Still, Hutchinson is no fan of the graffiti either. To him, and many other LA residents who have said they disapprove of the “vandalism,” the plaza is a sore sight for eyes.
“The problem is you’re talking about violating public space and with no permission… that doesn’t fly with me,” Hutchinson said. “The fact of the matter is, the public has not given you approval. (And) the general public has to pay for the removal.”
Costs currently borne by the taxpayer at the Oceanwide Plaza site include the security details provided by the LAPD as well as the graffiti cleanup Hutchinson highlights.
(“This has strained our deployment,” LAPD Chief Michel Moore said during a February meeting of the Los Angeles City Council. “We have called in some officers on an overtime basis so that we can provide for these added patrols or station them at that site to deter vandals and others from gaining access.”)
Clean teams working in the neighborhoods surrounding Oceanwide remove on average some 2,000 square feet of graffiti per week, with that figure growing in recent months.
“People forget that people live here. People own businesses here and they don’t want to have to spend the time and money to clean it up,” said Blair Besten, executive director of the Historic Core of Downtown Los Angeles, an organization which works to improve the quality of life in downtown neighborhoods. The Historic Core prioritizes street sweeping, trash collection — and graffiti removal.
“I would hardly call what they’re doing art,” Besten argued of the Oceanwide taggers. “It’s pretty sloppy and quick. They come in fast and they knock it out and they leave.”
But to Gastman, graffiti is a powerful form of expression, and a call-to-action — particularly for those who emanate from struggles within home life, gang life or societal turmoil. Graffiti culture can offer an unexpected support system for those the city has abandoned, Gastman said. It becomes a platform for them to make their voices heard.
“In graffiti culture, a lot of us know each other. We’re all friends. We have the same mentality — we’re just trying to get up. We’re just trying to get noticed,” explained ENDEM.

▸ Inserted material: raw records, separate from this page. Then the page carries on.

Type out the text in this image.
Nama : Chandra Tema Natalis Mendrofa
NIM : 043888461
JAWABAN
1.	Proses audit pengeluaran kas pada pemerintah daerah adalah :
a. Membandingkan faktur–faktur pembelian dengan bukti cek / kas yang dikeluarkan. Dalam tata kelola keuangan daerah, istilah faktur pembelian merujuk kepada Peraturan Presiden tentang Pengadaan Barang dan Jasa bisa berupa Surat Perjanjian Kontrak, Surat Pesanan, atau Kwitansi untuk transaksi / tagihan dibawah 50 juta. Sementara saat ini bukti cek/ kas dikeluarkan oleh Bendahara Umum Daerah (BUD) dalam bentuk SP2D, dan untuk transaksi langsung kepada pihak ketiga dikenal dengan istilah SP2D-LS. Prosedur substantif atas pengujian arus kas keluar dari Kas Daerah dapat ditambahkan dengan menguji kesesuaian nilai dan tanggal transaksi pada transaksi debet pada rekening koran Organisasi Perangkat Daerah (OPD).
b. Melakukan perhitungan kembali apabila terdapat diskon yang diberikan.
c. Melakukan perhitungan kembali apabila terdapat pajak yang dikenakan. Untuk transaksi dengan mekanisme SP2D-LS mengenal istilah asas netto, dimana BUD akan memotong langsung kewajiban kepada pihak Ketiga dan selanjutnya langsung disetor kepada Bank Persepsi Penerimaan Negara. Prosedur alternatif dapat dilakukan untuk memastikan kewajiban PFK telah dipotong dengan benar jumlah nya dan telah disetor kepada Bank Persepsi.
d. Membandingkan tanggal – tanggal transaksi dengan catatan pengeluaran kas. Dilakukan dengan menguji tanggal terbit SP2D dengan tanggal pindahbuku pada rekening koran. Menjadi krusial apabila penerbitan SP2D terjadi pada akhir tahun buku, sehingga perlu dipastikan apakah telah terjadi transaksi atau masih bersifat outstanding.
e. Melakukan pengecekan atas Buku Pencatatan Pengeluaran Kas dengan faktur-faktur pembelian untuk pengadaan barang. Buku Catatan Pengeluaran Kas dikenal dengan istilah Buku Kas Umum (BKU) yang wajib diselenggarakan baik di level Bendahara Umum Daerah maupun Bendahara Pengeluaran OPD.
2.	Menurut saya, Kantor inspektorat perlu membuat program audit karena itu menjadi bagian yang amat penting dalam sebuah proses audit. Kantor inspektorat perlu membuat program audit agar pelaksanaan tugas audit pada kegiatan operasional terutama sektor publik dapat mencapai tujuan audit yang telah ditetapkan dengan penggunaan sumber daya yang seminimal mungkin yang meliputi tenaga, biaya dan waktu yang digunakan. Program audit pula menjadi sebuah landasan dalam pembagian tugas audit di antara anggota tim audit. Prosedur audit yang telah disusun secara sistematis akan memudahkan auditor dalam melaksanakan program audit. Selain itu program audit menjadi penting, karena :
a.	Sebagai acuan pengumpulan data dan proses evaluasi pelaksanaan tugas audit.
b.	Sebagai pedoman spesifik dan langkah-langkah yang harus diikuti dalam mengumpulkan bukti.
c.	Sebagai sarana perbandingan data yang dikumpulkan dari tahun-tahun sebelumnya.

In the midst of an addiction that led to his rock bottom, graffiti became his lifeline, he explained.
“I was at my lowest of lows, still trying to stay sober, I needed some type of outlet,” he told CNN. “Graffiti is something that you can hold on to. Its bigger than me, its everyone, it’s a community.”
In this, ENDEM believes that the beauty of Oceanwide isn’t tangible. Rather, it lies in the birth of a new generation of graffiti writers.
“They can erase the graffiti on buildings, but they can never erase the impact that it has on the city of Los Angeles and the world,” he said.
“There’s a lot to it. Yes, it’s vandalism. Yes, it’s art, and it’s everything in between,” Gastman concluded. “This is a real culture. It’s not going anywhere.”